Il Tribunale Amministrativo Regionale ha respinto la richiesta della Croce Verde di conoscere l’identità del segnalatore che ha innescato i controlli sull’ente. La decisione tutela l’anonimato del segnalatore e si fonda su principi consolidati a protezione delle denunce in ambito sanitario. Il caso nasce dall’ispezione del Nucleo Antisofisticazioni e Sanità (Nas) dei Carabinieri, che aveva portato a contestazioni e al successivo ricorso amministrativo dell’associazione.
Cosa ha deciso il Tar e perché
Il Tar ha ritenuto che l’identità del denunciante non dovesse essere rivelata, richiamando la giurisprudenza che protegge le segnalazioni anonime quando esiste il rischio di ritorsioni verso chi indica irregolarità. Nella motivazione, il Tribunale ha indicato che svelare il nome del segnalatore avrebbe potuto compromettere il meccanismo di tutela previsto dall’ordinamento, con effetti opposti all’interesse pubblico a far emergere eventuali violazioni. In altre parole, la protezione dell’anonimato è stata considerata una condizione per consentire l’efficacia delle denunce e la piena operatività dei controlli.
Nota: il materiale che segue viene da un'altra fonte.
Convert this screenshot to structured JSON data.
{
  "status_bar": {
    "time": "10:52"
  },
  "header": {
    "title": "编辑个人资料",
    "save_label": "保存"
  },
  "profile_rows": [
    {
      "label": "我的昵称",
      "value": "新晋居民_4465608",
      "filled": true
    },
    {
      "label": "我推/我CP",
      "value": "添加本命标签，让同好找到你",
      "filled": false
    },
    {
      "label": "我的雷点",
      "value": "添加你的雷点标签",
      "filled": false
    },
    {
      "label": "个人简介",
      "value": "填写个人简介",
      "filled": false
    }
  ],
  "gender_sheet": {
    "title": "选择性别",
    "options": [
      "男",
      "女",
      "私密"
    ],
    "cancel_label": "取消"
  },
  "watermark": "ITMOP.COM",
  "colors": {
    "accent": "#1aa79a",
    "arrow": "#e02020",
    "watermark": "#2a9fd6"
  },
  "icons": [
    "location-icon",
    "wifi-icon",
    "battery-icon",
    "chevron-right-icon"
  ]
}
La pronuncia si inserisce in una linea giurisprudenziale che tende a salvaguardare l’anonimato quando è funzionale alla prevenzione di comportamenti ritorsivi e all’emersione di condotte irregolari. Gli accertamenti, hanno spiegato i giudici amministrativi, possono quindi fondarsi su una segnalazione tutelata nell’identità, purché le contestazioni siano poi verificate dagli organi preposti. La sentenza conferma così che l’equilibrio tra diritto di difesa e protezione delle denunce si gioca sulla solidità degli esiti ispettivi, non sulla rivelazione della fonte.
Le mosse della Croce Verde e le strade difensive
La richiesta dell’associazione era stata presentata dopo l’ispezione alla sede da parte dei Nas, che aveva generato rilievi sull’operato dell’ente. La Croce Verde aveva domandato di conoscere la persona o l’ente che aveva inoltrato la segnalazione, motivando l’istanza con l’esigenza di esercitare pienamente il proprio diritto di difesa. Con il rigetto, il Tar ha chiarito che le difese potranno essere svolte senza risalire all’identità del segnalatore: restano possibili controdeduzioni, produzione di documenti e istanze nei procedimenti amministrativi e disciplinari connessi.
In un comunicato, l’associazione ha definito la situazione «persecuzione». L’uso di quel termine ha acceso la discussione pubblica: per l’organizzazione è servito a denunciare un’attenzione ritenuta eccessiva; parte della stampa e alcuni osservatori lo hanno giudicato sproporzionato rispetto alla prassi dei controlli amministrativi e sanitari. La polemica lessicale ha finito per sovrapporsi al merito delle contestazioni, spostando una parte del confronto sul piano della reputazione e del rapporto tra ente controllato e autorità.
Implicazioni per il volontariato sanitario
Il caso tocca anche il funzionamento dei controlli nelle realtà di pubblica assistenza. La decisione del Tar conferma che la supervisione può avvenire anche quando il denunciante resta anonimo, a condizione che gli esiti dell’ispezione siano oggettivi e verificabili. Per le organizzazioni, resta però un nodo pratico: impostare la difesa quando alcune informazioni all’origine dei rilievi non sono accessibili nella loro provenienza. Il bilanciamento, richiamato dai giudici, si sposta quindi sul contraddittorio tecnico e documentale successivo all’ispezione.
Dalla discussione sono emerse due letture principali. Da un lato, c’è chi considera la decisione un rafforzamento della protezione per chi segnala, con l’obiettivo di prevenire ritorsioni e favorire la denuncia di irregolarità difficilmente rilevabili dall’esterno. Dall’altro, vengono evidenziate le difficoltà operative degli enti controllati che non possono risalire all’origine delle contestazioni per verificarne il contesto. Sul piano procedurale, il Tar ha tuttavia ribadito che il perimetro delle difese resta integro: atti, controdeduzioni e richieste possono essere presentati nei canali ordinari senza conoscere il nominativo del segnalatore.